Effective since September 2011, companies can no longer exclude from their proxy materials shareholder proposals (precatory or binding) relating to by-law amendments establishing procedures for shareholder nomination of director candidates and inclusion in the company’s proxy materials, as long as the proposal is otherwise not excludable under Rule 14a-8. This amendment to Rule 14a-8 has facilitated the development of ‘proxy access’ via private ordering at companies chartered in states where permissible, as shareholders are able to institute a shareholder nomination regime via binding by-law amendment or request, via precatory shareholder proposal, that such a by-law be adopted by the board. The private ordering process to adopt proxy access has gained considerable momentum since the beginning of 2015; see question 38.

As noted in question 6, shareholders may act by written consent without a meeting unless the certificate of incorporation provides otherwise. The majority of companies in the S&P 500 do not permit shareholder action by written consent.

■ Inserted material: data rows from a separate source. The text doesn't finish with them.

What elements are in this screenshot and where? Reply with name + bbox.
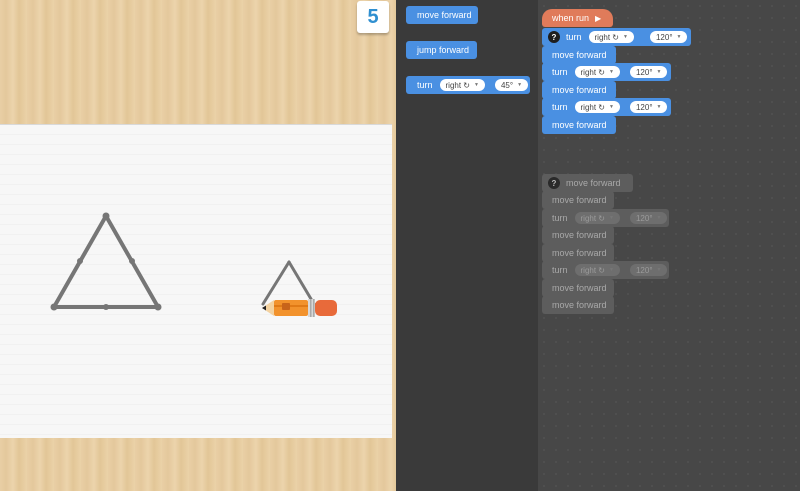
chevron-down-icon: ▼ [609, 267, 614, 273]
direction-value: right ↻ [594, 32, 620, 42]
when-run-block[interactable]: when run ▶ [542, 9, 613, 27]
app: 5 move forward jump forward turn right ↻… [0, 0, 800, 491]
program-workspace: when run ▶ ? turn right ↻ ▼ 120° ▼ move fo… [538, 0, 800, 491]
midpoint-dot [77, 258, 83, 264]
angle-dropdown[interactable]: 120° ▼ [629, 66, 668, 78]
block-label: move forward [552, 195, 607, 205]
vertex-dot [154, 303, 162, 311]
program-turn-block[interactable]: ? turn right ↻ ▼ 120° ▼ [542, 28, 691, 46]
target-triangle [52, 214, 160, 309]
block-label: turn [566, 32, 582, 42]
help-icon[interactable]: ? [548, 177, 560, 189]
direction-value: right ↻ [580, 102, 606, 112]
angle-value: 120° [635, 102, 653, 112]
ghost-move-forward-block: ? move forward [542, 174, 633, 192]
drawn-triangle-right-side [287, 260, 316, 306]
block-label: turn [552, 213, 568, 223]
program-turn-block[interactable]: turn right ↻ ▼ 120° ▼ [542, 98, 671, 116]
drawing-stage: 5 [0, 0, 396, 491]
direction-value: right ↻ [580, 213, 606, 223]
block-label: move forward [552, 283, 607, 293]
run-arrow-icon: ▶ [595, 13, 602, 23]
direction-dropdown[interactable]: right ↻ ▼ [588, 31, 634, 43]
angle-dropdown[interactable]: 120° ▼ [649, 31, 688, 43]
chevron-down-icon: ▼ [656, 69, 662, 75]
pencil-icon [262, 299, 337, 317]
angle-value: 120° [655, 32, 673, 42]
drawn-triangle [261, 260, 316, 306]
direction-dropdown: right ↻ ▼ [574, 212, 620, 224]
angle-dropdown[interactable]: 45° ▼ [494, 79, 529, 91]
block-label: turn [552, 265, 568, 275]
chevron-down-icon: ▼ [656, 215, 662, 221]
ghost-move-forward-block: move forward [542, 296, 614, 314]
direction-value: right ↻ [580, 265, 606, 275]
chevron-down-icon: ▼ [517, 82, 523, 88]
direction-dropdown[interactable]: right ↻ ▼ [439, 79, 485, 91]
angle-dropdown: 120° ▼ [629, 212, 668, 224]
angle-value: 45° [500, 80, 514, 90]
chevron-down-icon: ▼ [656, 267, 662, 273]
block-label: move forward [552, 120, 607, 130]
vertex-dot [50, 303, 58, 311]
chevron-down-icon: ▼ [609, 69, 614, 75]
midpoint-dot [129, 258, 135, 264]
block-label: move forward [552, 230, 607, 240]
angle-value: 120° [635, 265, 653, 275]
angle-dropdown: 120° ▼ [629, 264, 668, 276]
help-icon[interactable]: ? [548, 31, 560, 43]
block-label: move forward [552, 85, 607, 95]
direction-dropdown[interactable]: right ↻ ▼ [574, 101, 620, 113]
angle-value: 120° [635, 67, 653, 77]
program-move-forward-block[interactable]: move forward [542, 46, 616, 64]
midpoint-dot [103, 304, 109, 310]
block-label: move forward [566, 178, 621, 188]
ghost-turn-block: turn right ↻ ▼ 120° ▼ [542, 261, 669, 279]
target-triangle-vertices [50, 212, 162, 311]
chevron-down-icon: ▼ [609, 104, 614, 110]
program-move-forward-block[interactable]: move forward [542, 81, 616, 99]
block-label: move forward [552, 248, 607, 258]
toolbox-turn-block[interactable]: turn right ↻ ▼ 45° ▼ [406, 76, 530, 94]
ghost-move-forward-block: move forward [542, 279, 614, 297]
block-label: move forward [552, 50, 607, 60]
block-label: jump forward [417, 45, 470, 55]
direction-value: right ↻ [445, 80, 471, 90]
direction-dropdown[interactable]: right ↻ ▼ [574, 66, 620, 78]
block-label: turn [552, 102, 568, 112]
ghost-turn-block: turn right ↻ ▼ 120° ▼ [542, 209, 669, 227]
program-turn-block[interactable]: turn right ↻ ▼ 120° ▼ [542, 63, 671, 81]
vertex-dot [102, 212, 110, 220]
block-label: turn [417, 80, 433, 90]
ghost-move-forward-block: move forward [542, 226, 614, 244]
block-toolbox: move forward jump forward turn right ↻ ▼ … [396, 0, 538, 491]
chevron-down-icon: ▼ [474, 82, 479, 88]
chevron-down-icon: ▼ [623, 34, 628, 40]
chevron-down-icon: ▼ [676, 34, 682, 40]
chevron-down-icon: ▼ [656, 104, 662, 110]
direction-value: right ↻ [580, 67, 606, 77]
toolbox-move-forward-block[interactable]: move forward [406, 6, 478, 24]
program-move-forward-block[interactable]: move forward [542, 116, 616, 134]
angle-dropdown[interactable]: 120° ▼ [629, 101, 668, 113]
ghost-move-forward-block: move forward [542, 244, 614, 262]
angle-value: 120° [635, 213, 653, 223]
block-label: turn [552, 67, 568, 77]
block-label: move forward [552, 300, 607, 310]
chevron-down-icon: ▼ [609, 215, 614, 221]
block-label: move forward [417, 10, 472, 20]
block-label: when run [552, 13, 590, 23]
drawn-triangle-left-side [261, 260, 291, 306]
direction-dropdown: right ↻ ▼ [574, 264, 620, 276]
ghost-move-forward-block: move forward [542, 191, 614, 209]
toolbox-jump-forward-block[interactable]: jump forward [406, 41, 477, 59]
drawing-canvas [50, 212, 337, 317]
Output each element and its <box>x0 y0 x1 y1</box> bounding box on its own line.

Controlling shareholders’ duties

Do controlling shareholders owe duties to the company or to non-controlling shareholders? If so, can an enforcement action be brought against controlling shareholders for breach of these duties?

Controlling shareholders owe a fiduciary duty of fair dealing to the corporation and minority shareholders when the controlling shareholder enters into a transaction with the corporation. When a controlling shareholder transfers control of the corporation to a third party, this obligation may be extended to creditors and holders of senior securities as well. A controlling shareholder who is found to have violated a duty to minority shareholders upon the sale of control may be liable for the entire amount of damages suffered, instead of only the purchase price paid or for the amount of the control premium. Minority shareholders can bring claims against a controlling shareholder for breach of fiduciary duty on either a derivative or direct basis, depending on the nature of the harm suffered.

Shareholder responsibility

Can shareholders ever be held responsible for the acts or omissions of the company?

Shareholders’ liability for corporate actions is generally limited to the amount of their equity investment. In unusual circumstances, exceptions may apply.